Das antike Schiffswrack aus der Südlichen Song-Dynastie, das an der Fundstätte „Nanhai I“ entdeckt wurde, ist das am besten erhaltene hochseetaugliche Handelsschiff mit der größten Sammlung an Kulturgütern, die bisher in China entdeckt wurden. Es kann auf eine Geschichte von mehr als 800 Jahren zurückblicken. Von der Entdeckung dieses Schiffswracks im Jahr 1987 bis zum Abschluss der archäologischen Ausgrabungen vergingen mehr als 30 Jahre.

Die erfolgreiche Bergung der „Nanhai I“ war ein Meilenstein in der Entwicklung der chinesischen Unterwasserarchäologie von der Gründung bis hin zu einem weltweit führenden Forschungsgebiet. Derzeit wird „Nanhai I“ weltweit als klassischer Fall beworben, der von der UNESCO empfohlen wird, und ist zum Stolz der chinesischen Unterwasserarchäologie-Gemeinschaft geworden.

Welche Geschichten stecken hinter der Ausgrabung und dem Schutz von „Nanhai Nr. 1“? Welchen Referenzwert hat es für die Unterwasserarchäologie weltweit? Cui Yong, stellvertretender Direktor des Instituts für Kulturdenkmäler und Archäologie der Provinz Guangdong, Mitglied der ersten Gruppe von Unterwasserarchäologen Chinas und Leiter der archäologischen Ausgrabung „Nanhai Nr. 1“, gab kürzlich „East and West Questions“ des China News Service ein Exklusivinterview und gab eine ausführliche Interpretation.
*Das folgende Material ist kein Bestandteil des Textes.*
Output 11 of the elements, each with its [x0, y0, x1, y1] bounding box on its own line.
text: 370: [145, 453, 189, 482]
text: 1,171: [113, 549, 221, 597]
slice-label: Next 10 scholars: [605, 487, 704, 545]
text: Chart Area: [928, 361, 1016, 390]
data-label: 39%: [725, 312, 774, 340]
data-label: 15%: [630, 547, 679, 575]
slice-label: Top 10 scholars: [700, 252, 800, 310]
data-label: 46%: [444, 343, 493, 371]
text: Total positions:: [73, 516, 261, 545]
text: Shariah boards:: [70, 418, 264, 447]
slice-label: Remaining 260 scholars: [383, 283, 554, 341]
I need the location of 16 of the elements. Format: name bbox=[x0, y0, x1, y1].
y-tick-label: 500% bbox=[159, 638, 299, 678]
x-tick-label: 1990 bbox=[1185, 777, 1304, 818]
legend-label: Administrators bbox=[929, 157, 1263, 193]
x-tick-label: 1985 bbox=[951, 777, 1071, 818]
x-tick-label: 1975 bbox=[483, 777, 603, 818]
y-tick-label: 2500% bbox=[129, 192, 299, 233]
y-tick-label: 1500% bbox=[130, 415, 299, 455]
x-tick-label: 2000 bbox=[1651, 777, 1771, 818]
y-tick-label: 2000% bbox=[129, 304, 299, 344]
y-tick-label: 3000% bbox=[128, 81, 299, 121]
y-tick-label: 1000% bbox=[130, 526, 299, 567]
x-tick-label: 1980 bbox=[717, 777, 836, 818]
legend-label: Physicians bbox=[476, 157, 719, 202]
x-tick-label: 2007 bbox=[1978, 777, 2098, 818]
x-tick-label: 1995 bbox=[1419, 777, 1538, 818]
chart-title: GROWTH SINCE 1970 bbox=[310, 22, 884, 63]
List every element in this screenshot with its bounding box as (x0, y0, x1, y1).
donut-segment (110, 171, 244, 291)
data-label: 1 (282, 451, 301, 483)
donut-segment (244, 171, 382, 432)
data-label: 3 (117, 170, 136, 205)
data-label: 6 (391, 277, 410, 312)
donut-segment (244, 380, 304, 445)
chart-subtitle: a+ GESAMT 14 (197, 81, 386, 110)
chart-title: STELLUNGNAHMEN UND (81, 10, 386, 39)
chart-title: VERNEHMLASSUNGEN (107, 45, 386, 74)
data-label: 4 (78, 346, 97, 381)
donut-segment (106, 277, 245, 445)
Die Szene, in der die „Nanhai I“ aus dem Wasser auftaucht, fotografiert im Jahr 2007. Foto vom Interviewpartner zur Verfügung gestellt

Nachfolgend finden Sie eine Zusammenfassung des Interviewprotokolls:

China News Service: 1987 entdeckte ein britisches maritimes Erkundungs- und Bergungsunternehmen bei der Suche nach der „Rheinberg“ im Südchinesischen Meer zufällig das Wrack eines chinesischen Schiffes, der „Nanhai I“. Warum gilt dieses Schiffswrack als Ausgangspunkt der Unterwasserarchäologie Chinas?

Cui Yong: Vor der Gründung der British Maritime Exploration and Salvage Company barg der westliche Seepirat Mike Hatcher ein Schiffswrack namens „Godmarsen“ im Südchinesischen Meer. In dem Schiffswrack befanden sich zahlreiche blau-weiße Porzellanstücke aus der Kangxi-Zeit der Qing-Dynastie, die er öffentlich versteigern ließ. Damals schickte das Palastmuseum zwei Experten mit 30.000 US-Dollar zur Auktion, doch sie hatten nicht einmal die Chance, ihr Gebot zu erhöhen. Der gesamte Auktionsprozess stimulierte die chinesische archäologische Gemeinschaft und erregte landesweite Aufmerksamkeit, was China dazu veranlasste, seine eigene Einrichtung für Unterwasserarchäologie zu gründen.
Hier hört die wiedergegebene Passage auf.